Pour Álvaro Oleart (panel 5), chercheur postdoctoral en science politique à l’ULB, « l’imaginaire de l’Europe reste très colonial, très ancré dans une conception de l’Europe comme blanche et liée à l’Occident. C’est pourquoi Israël est en quelque sorte considéré comme un avant-poste de l’Occident. Et je pense que cela aide, dans une certaine mesure, à comprendre certaines réactions. »
Omran Shroufi (panel 4), chercheur postdoctoral à la Vrije Universiteit Brussel, auteur d’un exposé sur l’évolution des partis d’extrême droite en Europe dans leur rapport à Israël, cède logiquement à cette vision globalisante :
« Israël sert effectivement de modèle en tant qu’exemple actuel du modèle d’État nativiste préféré de l’extrême droite. Dans les travaux universitaires sur l’extrême droite, on évoque la manière dont celle-ci souhaiterait établir une ethnocratie, une démocratie qui ne servirait que les intérêts d’un seul groupe ethnique désigné. On pourrait dire qu’Israël, dans un certain sens, met cela en pratique et constitue aujourd’hui une sorte de modèle florissant de ce à quoi pourrait ressembler une ethnocratie. »

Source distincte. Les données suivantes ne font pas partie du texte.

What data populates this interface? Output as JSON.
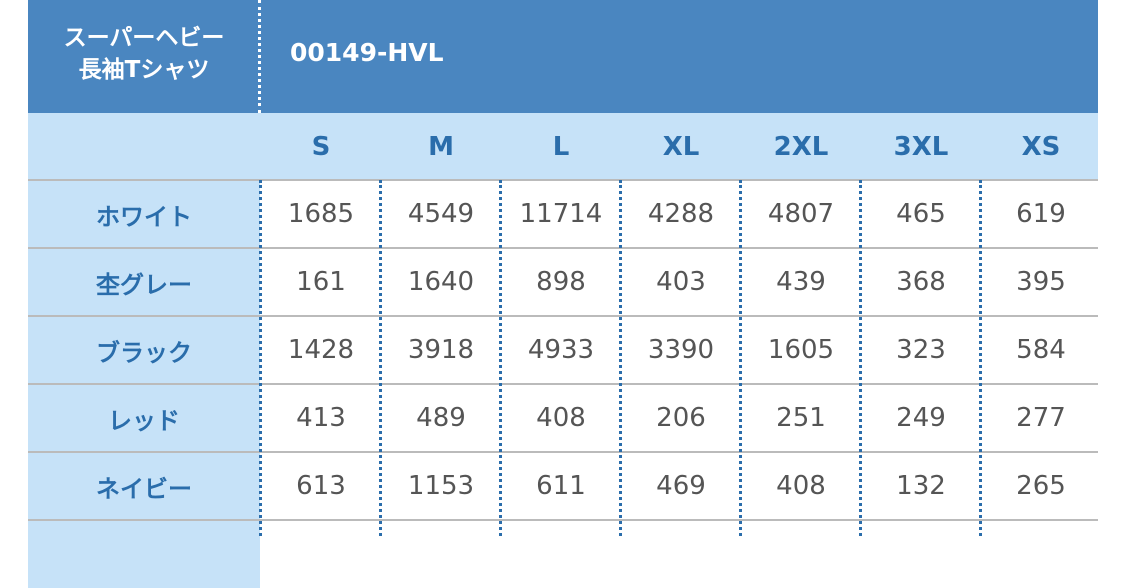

Mais rien n’aura égalé, au cours de ces journées, les propos de Francesca Albanese sur le « Grand Israël », une théorie du complot dont elle est décidément très friande. Après avoir exprimé son soutien au mouvement BDS et évoqué, sans le citer, « l’État épicentre du système impérialiste dans lequel on est des vassals [sic] », la Rapporteuse spéciale de l’ONU sur les territoires palestiniens occupés a conclu son exposé par la thèse suivante :
« Je pense que le problème aujourd’hui, c’est de comprendre ce qu’est le Grand Israël. […] Quand on regarde les ministres israéliens qui viennent même ici, en brandissant des cartes du Grand Israël qui vont du Nil à l’Euphrate. On me dit : « non, mais ça ne va jamais se passer, qu’Israël puisse faire aux autres ce qu’il a fait aux Palestiniens. » Non, parce qu’en fait, ce n’est pas l’élargissement des barrières, des frontières territoriales, le projet de Grand Israël. Le projet de Grand Israël, c’est un projet de domination. C’est le contrôle économique, c’est le contrôle politique, c’est le contrôle à travers les moyens de communication et les armes […] qui ont été aussi perfectionnées sur la peau des Palestiniens. Et voilà, et c’est déjà en train de s’épanouir. »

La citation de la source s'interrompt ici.